After disembarking from the return trip,
 children took turns tooting the steam whistle

RHINELANDER
"Steam Hauler" for pulling sleighs loaded with logs
Our final train trek took us to Pioneer Park in Rhinelander. According to the museum docents who welcomed us, most kids head straight to the same place mine dashed upon entering the grounds: the Rhinelander Railroad Museum and Model Railroad. Its focal point is the circa 1890 Soo Line depot, which features four rooms of railroad memorabilia, including telegraph equipment that my 2-year old found most compelling. The Rhinelander Rail Association operates the model railroad layout on the lower level, providing a glimpse of the community's history as the rail lines and town centers would have appeared in the early twentieth century.   

Model train display by the Rhinelander Rail Association
Part of a mural outside the Firebarn. 
Outside the depot, visitors may inspect the 1925 narrow gauge steam engine and a passenger car from the Thunder Lake Lumber Company, a caboose from the Soo Line Railroad, a signal tower, and many other equipment pieces. Kids can walk through the caboose, but at this time the passenger car is being restored and is not open for inside visits. Due to the age of the equipment, climbing on the locomotive is also forbidden, however, a museum brochure points to the cow catcher on the front of the engine as a fine place for posed photos. (While there, take note of the narrowness of the narrow-gauge tracks: just 36 inches apart, compared to the 56 inches between the rails of standard trains.) 

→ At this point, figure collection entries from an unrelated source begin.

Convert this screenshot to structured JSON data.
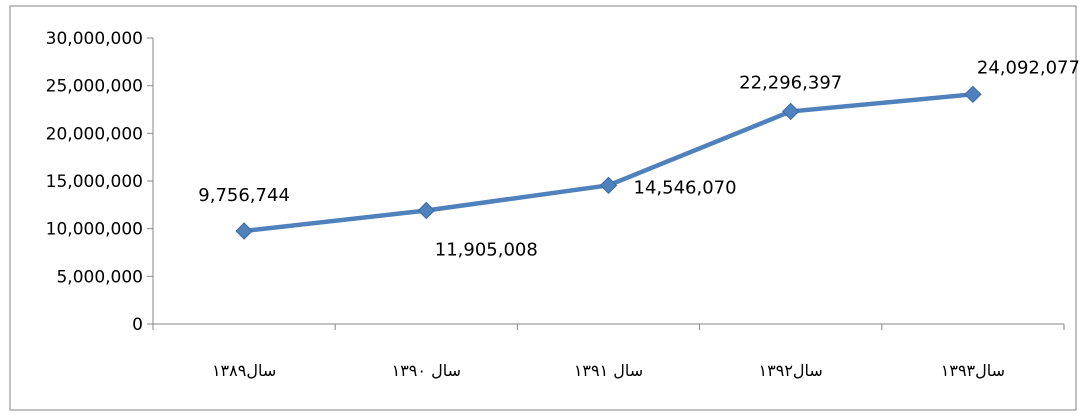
{
  "chart_data": {
    "type": "line",
    "categories": [
      "سال۱۳۸۹",
      "سال ۱۳۹۰",
      "سال ۱۳۹۱",
      "سال۱۳۹۲",
      "سال۱۳۹۳"
    ],
    "series": [
      {
        "values": [
          9756744,
          11905008,
          14546070,
          22296397,
          24092077
        ],
        "labels": [
          "9,756,744",
          "11,905,008",
          "14,546,070",
          "22,296,397",
          "24,092,077"
        ],
        "color": "#4f81bd"
      }
    ],
    "ylim": [
      0,
      30000000
    ],
    "yticks": [
      0,
      5000000,
      10000000,
      15000000,
      20000000,
      25000000,
      30000000
    ],
    "ytick_labels": [
      "0",
      "5,000,000",
      "10,000,000",
      "15,000,000",
      "20,000,000",
      "25,000,000",
      "30,000,000"
    ],
    "grid": false,
    "legend": "none",
    "border_color": "#868686",
    "axis_color": "#868686"
  }
}
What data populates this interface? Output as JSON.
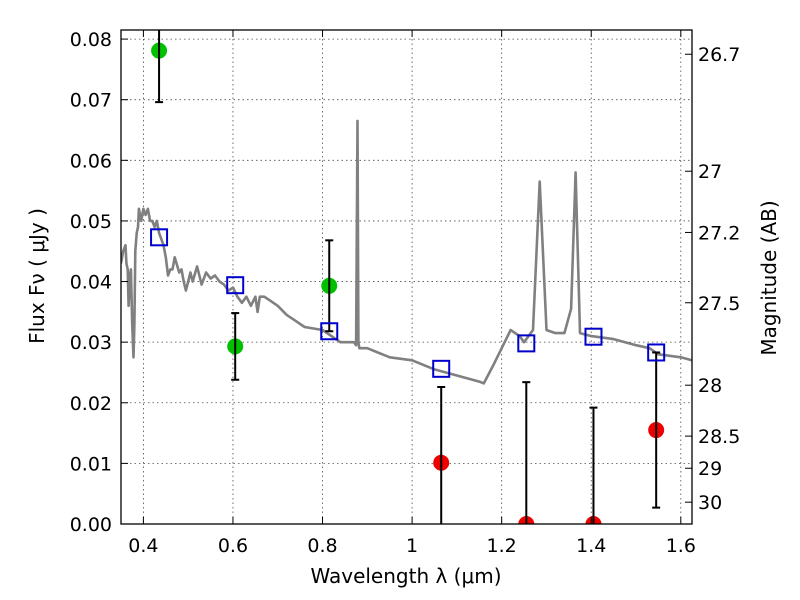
{
  "chart_data": {
    "type": "scatter",
    "xlabel": "Wavelength  λ (μm)",
    "ylabel": "Flux  Fν  ( μJy )",
    "ylabel_right": "Magnitude (AB)",
    "xlim": [
      0.35,
      1.625
    ],
    "ylim": [
      0.0,
      0.0815
    ],
    "grid": true,
    "x_ticks": [
      {
        "value": 0.4,
        "label": "0.4"
      },
      {
        "value": 0.6,
        "label": "0.6"
      },
      {
        "value": 0.8,
        "label": "0.8"
      },
      {
        "value": 1.0,
        "label": "1"
      },
      {
        "value": 1.2,
        "label": "1.2"
      },
      {
        "value": 1.4,
        "label": "1.4"
      },
      {
        "value": 1.6,
        "label": "1.6"
      }
    ],
    "y_ticks": [
      {
        "value": 0.0,
        "label": "0.00"
      },
      {
        "value": 0.01,
        "label": "0.01"
      },
      {
        "value": 0.02,
        "label": "0.02"
      },
      {
        "value": 0.03,
        "label": "0.03"
      },
      {
        "value": 0.04,
        "label": "0.04"
      },
      {
        "value": 0.05,
        "label": "0.05"
      },
      {
        "value": 0.06,
        "label": "0.06"
      },
      {
        "value": 0.07,
        "label": "0.07"
      },
      {
        "value": 0.08,
        "label": "0.08"
      }
    ],
    "right_ticks": [
      {
        "flux": 0.0775,
        "label": "26.7"
      },
      {
        "flux": 0.0582,
        "label": "27"
      },
      {
        "flux": 0.0481,
        "label": "27.2"
      },
      {
        "flux": 0.0365,
        "label": "27.5"
      },
      {
        "flux": 0.0229,
        "label": "28"
      },
      {
        "flux": 0.0145,
        "label": "28.5"
      },
      {
        "flux": 0.0092,
        "label": "29"
      },
      {
        "flux": 0.0036,
        "label": "30"
      }
    ],
    "series": [
      {
        "kind": "model-spectrum",
        "color": "#808080",
        "x": [
          0.35,
          0.355,
          0.36,
          0.362,
          0.365,
          0.367,
          0.37,
          0.372,
          0.375,
          0.378,
          0.38,
          0.382,
          0.385,
          0.388,
          0.39,
          0.395,
          0.4,
          0.405,
          0.41,
          0.415,
          0.42,
          0.425,
          0.43,
          0.435,
          0.44,
          0.445,
          0.45,
          0.455,
          0.46,
          0.465,
          0.47,
          0.48,
          0.485,
          0.49,
          0.495,
          0.5,
          0.505,
          0.51,
          0.52,
          0.53,
          0.54,
          0.55,
          0.56,
          0.57,
          0.58,
          0.59,
          0.6,
          0.61,
          0.62,
          0.63,
          0.64,
          0.65,
          0.655,
          0.66,
          0.67,
          0.68,
          0.7,
          0.72,
          0.74,
          0.76,
          0.8,
          0.84,
          0.85,
          0.87,
          0.875,
          0.878,
          0.88,
          0.882,
          0.885,
          0.9,
          0.95,
          1.0,
          1.05,
          1.1,
          1.15,
          1.16,
          1.18,
          1.2,
          1.22,
          1.24,
          1.25,
          1.27,
          1.285,
          1.3,
          1.32,
          1.34,
          1.355,
          1.365,
          1.375,
          1.4,
          1.45,
          1.5,
          1.53,
          1.55,
          1.6,
          1.625
        ],
        "y": [
          0.043,
          0.045,
          0.046,
          0.043,
          0.042,
          0.036,
          0.041,
          0.042,
          0.033,
          0.0275,
          0.033,
          0.045,
          0.048,
          0.049,
          0.052,
          0.05,
          0.052,
          0.051,
          0.052,
          0.05,
          0.05,
          0.049,
          0.05,
          0.048,
          0.047,
          0.046,
          0.044,
          0.041,
          0.042,
          0.042,
          0.044,
          0.0415,
          0.042,
          0.04,
          0.0385,
          0.04,
          0.0415,
          0.04,
          0.0425,
          0.0395,
          0.0415,
          0.0405,
          0.041,
          0.04,
          0.0395,
          0.0385,
          0.039,
          0.0375,
          0.0365,
          0.0375,
          0.036,
          0.0375,
          0.035,
          0.0375,
          0.0375,
          0.037,
          0.036,
          0.0345,
          0.0335,
          0.0325,
          0.032,
          0.03,
          0.03,
          0.03,
          0.0295,
          0.0665,
          0.03,
          0.029,
          0.029,
          0.029,
          0.0275,
          0.027,
          0.0255,
          0.0245,
          0.0235,
          0.0232,
          0.026,
          0.029,
          0.032,
          0.031,
          0.03,
          0.032,
          0.0565,
          0.032,
          0.0315,
          0.0315,
          0.0355,
          0.058,
          0.0315,
          0.031,
          0.0305,
          0.0295,
          0.029,
          0.028,
          0.0275,
          0.027
        ]
      },
      {
        "kind": "model-photometry",
        "color": "#0000cc",
        "x": [
          0.435,
          0.605,
          0.815,
          1.065,
          1.255,
          1.405,
          1.545
        ],
        "y": [
          0.0473,
          0.0394,
          0.0318,
          0.0256,
          0.0298,
          0.0309,
          0.0283
        ]
      },
      {
        "kind": "detections",
        "color": "#00c000",
        "x": [
          0.435,
          0.605,
          0.815
        ],
        "y": [
          0.0781,
          0.0293,
          0.0393
        ],
        "err_low": [
          0.0085,
          0.0055,
          0.0075
        ],
        "err_high": [
          0.0085,
          0.0055,
          0.0075
        ]
      },
      {
        "kind": "non-detections",
        "color": "#ee0000",
        "x": [
          1.065,
          1.255,
          1.405,
          1.545
        ],
        "y": [
          0.0101,
          0.0,
          0.0,
          0.0155
        ],
        "err_low": [
          0.0101,
          0.0,
          0.0,
          0.0128
        ],
        "err_high": [
          0.0125,
          0.0234,
          0.0192,
          0.0128
        ]
      }
    ]
  }
}
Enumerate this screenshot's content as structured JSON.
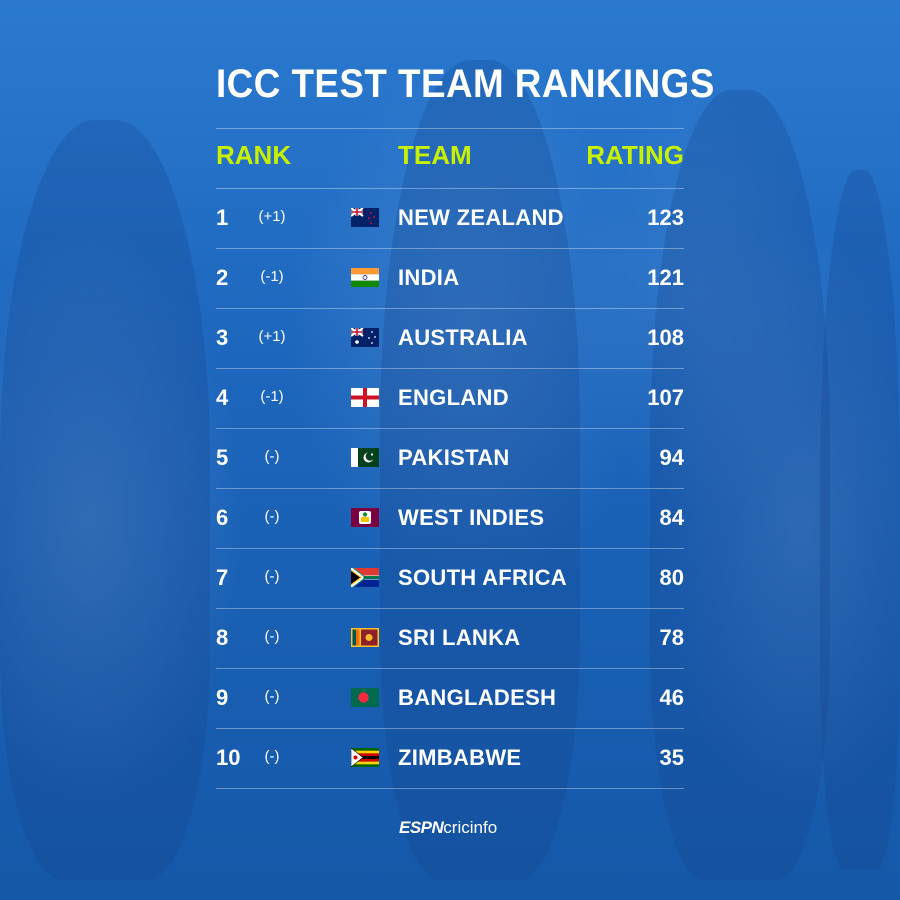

"Number 5," a narrow-gauge locomotive
This museum also features several additional exhibits depicting the varied history of the region and diverse interests of guests. Other sites include a sawmill, one-room school house, Civilian Conservation Corps camp building, restored fire engines, blacksmith shop, boating museum, logging displays, and a gift shop. Aside from the trains, my kids were most engaged by the school house with its sand table and collection of rubber stamps -- apparently children across the generations enjoy spending their free time at school in similar ways. 

After visiting the Hodag in the gift shop -- Babe the Blue Ox isn't the only mysterious creature of the northwoods -- we were begged yet again to head for the playground next to the museum for some running, climbing, and sliding. It was the end of the line our train adventures. We needed a day of playing in the woods and the lake before saying "All aboard" to the family van and heading home.